CD patients often fear that a stoma will become necessary, but a stoma can be quite beneficial, allowing patients to regain some control over their lives. That can lead to more work participation and social activity. Qualitative studies showed that both patients and clinicians described outcomes of stoma placement as exceeding expectations, with a key factor being support from other inflammatory bowel disease patients with stomas. The authors encouraged clinicians to discuss the possibility of a stoma early on in the treatment process, and to avoid referring to it as a “last resort.”

The study also suggests that patients with anal and anorectal Crohn’s disease should receive biologics early, and a multidisciplinary approach involving both the gastroenterologist and surgeon is important. And patients should be counseled on the impact of disease on diet and psychological health, according to Dr. Regueiro.

The new study analyzed data between 2003 and 2014, from 18,815 Crohn’s disease patients who had not undergone previous surgery. The median age was 39 years, 53% were women, and 12% were pediatric patients.

After a median follow-up of 9.6 years, 9.5% of patients had perianal disease. Overall, 36% of patients had been treated with immunomodulators, and 17% with anti-TNF agents; 3.5% had stoma surgery, and just 0.05% underwent proctectomy.

Among those who had a stoma placed, the median age at diagnosis was 47 years, and 53% were men. In all, 12.6% had perianal disease at diagnosis, and 24.5% had perianal disease by the end of follow-up; 43% had received immunomodulators, and 26% anti-TNF agents. Among stomas, 64% were ileostomies, and 44% were temporary, with 88% of removals performed within 2 years of surgery.

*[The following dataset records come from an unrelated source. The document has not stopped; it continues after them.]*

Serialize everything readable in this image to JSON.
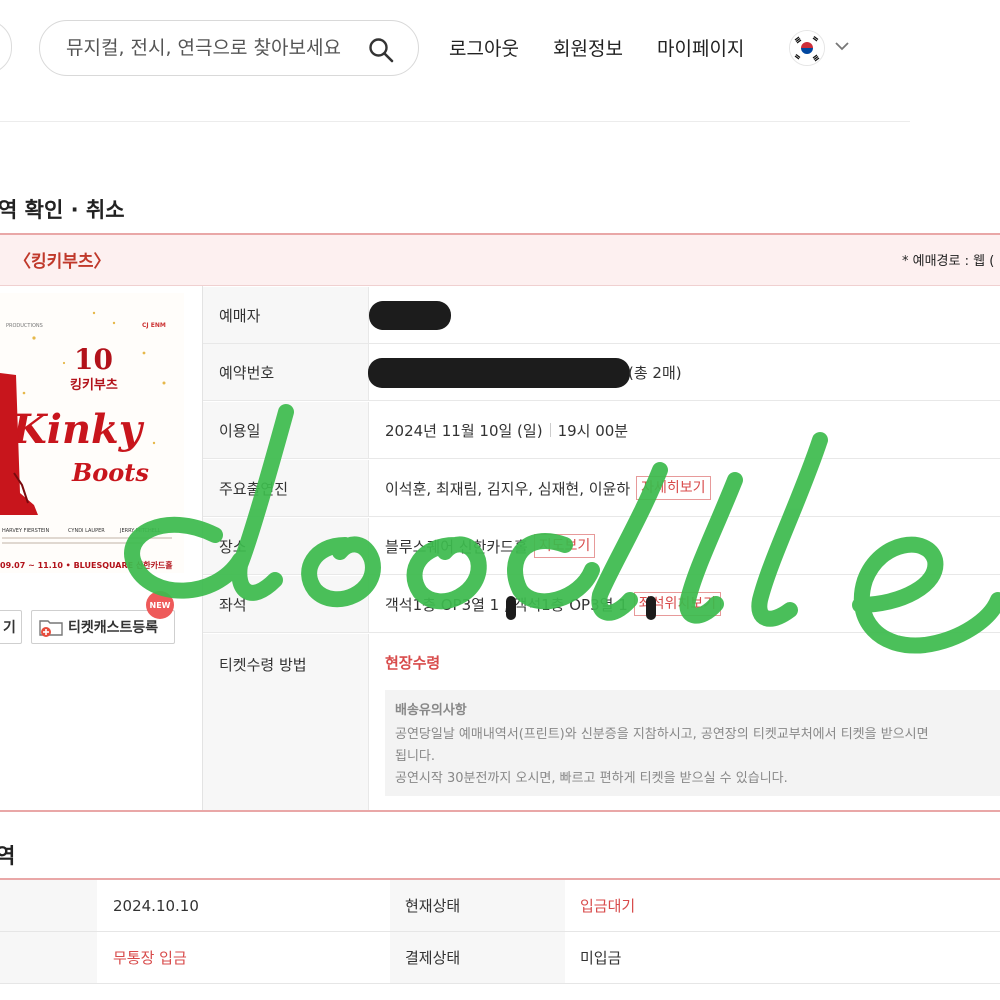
{
  "header": {
    "search": {
      "placeholder": "뮤지컬, 전시, 연극으로 찾아보세요",
      "icon": "search-icon"
    },
    "nav": [
      "로그아웃",
      "회원정보",
      "마이페이지"
    ],
    "language_flag": "korea-flag-icon"
  },
  "page": {
    "title": "역 확인 · 취소"
  },
  "booking": {
    "show_title": "〈킹키부츠〉",
    "route": "* 예매경로 : 웹 (",
    "poster": {
      "number": "10",
      "subtitle": "킹키부츠",
      "title_line1": "Kinky",
      "title_line2": "Boots",
      "credits": [
        "HARVEY FIERSTEIN",
        "CYNDI LAUPER",
        "JERRY MITCHELL"
      ],
      "dates": "09.07 ~ 11.10 • BLUESQUARE 신한카드홀",
      "brand": "CJ ENM"
    },
    "buttons": {
      "left_partial": "기",
      "ticketcast": "티켓캐스트등록",
      "new_badge": "NEW"
    },
    "rows": [
      {
        "label": "예매자",
        "value": ""
      },
      {
        "label": "예약번호",
        "value": "(총 2매)"
      },
      {
        "label": "이용일",
        "value": "2024년 11월 10일 (일)",
        "time": "19시 00분"
      },
      {
        "label": "주요출연진",
        "value": "이석훈, 최재림, 김지우, 심재현, 이윤하",
        "button": "자세히보기"
      },
      {
        "label": "장소",
        "value": "블루스퀘어 신한카드홀",
        "button": "지도보기"
      },
      {
        "label": "좌석",
        "value": "객석1층 OP3열 1 , 객석1층 OP3열 1",
        "button": "좌석위치보기"
      },
      {
        "label": "티켓수령 방법",
        "value": "현장수령"
      }
    ],
    "notice": {
      "title": "배송유의사항",
      "lines": [
        "공연당일날 예매내역서(프린트)와 신분증을 지참하시고, 공연장의 티켓교부처에서 티켓을 받으시면",
        "됩니다.",
        "공연시작 30분전까지 오시면, 빠르고 편하게 티켓을 받으실 수 있습니다."
      ]
    }
  },
  "payment": {
    "title": "역",
    "rows": [
      {
        "value": "2024.10.10",
        "label": "현재상태",
        "status": "입금대기"
      },
      {
        "value": "무통장 입금",
        "label": "결제상태",
        "status": "미입금"
      }
    ]
  },
  "overlay": {
    "text": "doodle",
    "color": "#3dbb4e"
  },
  "colors": {
    "accent_red": "#d84b4b",
    "panel_pink": "#fdf0f0",
    "border_pink": "#e9a7a7"
  }
}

The calendar periods of CD onset (2003-2006, 2007-2010, and 2011-2014) had similar rates of cumulative stoma placement (log rank test, P = .61). Overall, the 1-year cumulative incidence of stoma was 1.3%, the 3-year incidence was 1.9%, and the 5-year incidence was 2.5%.

The cumulative incidence of ever-use of anti-TNF agents increased with each successive calendar period (P < .001), but there was no significant difference in cumulative stoma incidence (P = .07).

One limitation of the study is the lack of detailed patient characteristics, and another is the short follow-up for patients diagnosed during 2011-2014. Another is that the results may not be generalizable to a U.S. population.

The study authors have received funding and consulted for various pharmaceutical companies. Dr. Regueiro has received grants from and has consulted or been on a scientific advisory board for Abbvie, UCB, and Janssen. Dr. Hanauer has no relevant financial disclosures.

This article was updated Oct. 13, 2021.